When industry veteran Mary van Praag joined Milani Cosmetics as chief executive officer, COVID-19 was in full swing and the mass color category was down 20 percent. Undaunted, Van Praag harnessed her trademark energy and got to work. She assembled a top leadership team, refocused the business to its core competency of color cosmetics, doubled down on its hero products (Make It Last Setting Spray is up 70 percent) and built back relationships with its key retailers. The strategy paid off. Fast forward three years and Van Praag has turned the business around. Milani is the only independent brand to rank in the top 10 in mass color, with sales up 30 percent this year to an estimated $200 million.  Milani is winning with Millennials, thanks to savvy social media campaigns like “NoFilterJustMilani that supported the launch of a 45-strong shade range of concealers. For van Praag, the success lies in the prowess of her team. “I recognized that it probably just didn’t have the right execution on the key elements to drive a vibrant, growing mass color brand,” she said earlier this year, noting that moving forward the company is hyper-focused on the in-store experience, too. “It’s a combination of core architecture, innovation and compelling communication.”

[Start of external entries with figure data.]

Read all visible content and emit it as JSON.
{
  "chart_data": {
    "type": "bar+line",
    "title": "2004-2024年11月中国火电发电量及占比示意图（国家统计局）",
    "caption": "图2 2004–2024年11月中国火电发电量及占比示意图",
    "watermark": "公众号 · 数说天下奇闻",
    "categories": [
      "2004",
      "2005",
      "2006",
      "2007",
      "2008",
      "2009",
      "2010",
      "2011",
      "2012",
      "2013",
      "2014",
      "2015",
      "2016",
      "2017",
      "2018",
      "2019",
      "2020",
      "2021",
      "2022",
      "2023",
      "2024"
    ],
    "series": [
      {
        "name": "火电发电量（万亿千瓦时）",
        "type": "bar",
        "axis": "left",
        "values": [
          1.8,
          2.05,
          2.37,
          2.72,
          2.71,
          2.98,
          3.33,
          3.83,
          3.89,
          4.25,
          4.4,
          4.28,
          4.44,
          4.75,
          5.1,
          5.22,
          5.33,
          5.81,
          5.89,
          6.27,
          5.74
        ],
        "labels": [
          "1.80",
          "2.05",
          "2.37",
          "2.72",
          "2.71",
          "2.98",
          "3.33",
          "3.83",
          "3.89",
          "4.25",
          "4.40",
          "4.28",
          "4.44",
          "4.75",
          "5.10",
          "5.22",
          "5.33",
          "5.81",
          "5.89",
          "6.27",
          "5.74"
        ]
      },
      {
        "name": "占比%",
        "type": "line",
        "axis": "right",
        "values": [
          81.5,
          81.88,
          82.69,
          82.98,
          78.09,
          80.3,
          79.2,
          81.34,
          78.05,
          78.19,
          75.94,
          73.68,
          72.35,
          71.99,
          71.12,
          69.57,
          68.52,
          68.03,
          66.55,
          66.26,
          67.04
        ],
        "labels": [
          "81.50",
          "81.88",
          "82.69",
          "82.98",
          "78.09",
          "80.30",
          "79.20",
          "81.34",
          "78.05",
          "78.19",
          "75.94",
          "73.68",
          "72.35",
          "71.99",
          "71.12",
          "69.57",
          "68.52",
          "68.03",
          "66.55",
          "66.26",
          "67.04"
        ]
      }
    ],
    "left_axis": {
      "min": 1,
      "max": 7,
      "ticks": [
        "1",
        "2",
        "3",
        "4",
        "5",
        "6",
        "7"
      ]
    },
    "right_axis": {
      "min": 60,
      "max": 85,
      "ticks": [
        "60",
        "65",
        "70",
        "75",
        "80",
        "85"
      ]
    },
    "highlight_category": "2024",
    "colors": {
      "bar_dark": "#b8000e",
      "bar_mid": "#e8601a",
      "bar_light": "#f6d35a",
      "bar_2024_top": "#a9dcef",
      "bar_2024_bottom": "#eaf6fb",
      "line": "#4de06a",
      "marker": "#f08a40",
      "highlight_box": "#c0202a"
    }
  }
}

Newsmaker of the Year: E.l.f. Beauty

E.l.f. Beauty
E.l.f. Beauty

E.l.f. Beauty kicked off 2023 with a buzzy Super Bowl ad and it continued its oversized success story throughout the year. The company notched up its 19th straight quarter of growth under CEO Tarang Amin, making it one of only five publicly traded companies to do so. Its quarterly sales increases were eye-popping: up 76 percent for the three months ended Sept. 30, for example, after posting a 78 percent increase for the quarter ending March 31. While it was focused on its core business, E.l.f. also has an eye to future expansion, snapping up the hot skin care brand Naturium for a cool $355 million as part of its broader strategy to become a key player in skin care. International expansion was also on the docket this year, with European expansion via Douglas.  E.l.f. also launched on TikTokShop, the platform where it has become the poster child for success. If that sounds like a lot to accomplish in a year — well, that’s just how Amin, who has instilled agility, innovation and equity as core company values, likes it. The goal: to work at the speed of culture. “It’s less about the time as much as we are able to take the energy of the team and make good ideas happen faster,” he told Beauty Inc earlier this year. “It’s the unique ability of balancing speed, quality and costs. Most companies usually pick one or two of the three,” he continued. “It’s our insistence that we need all three.”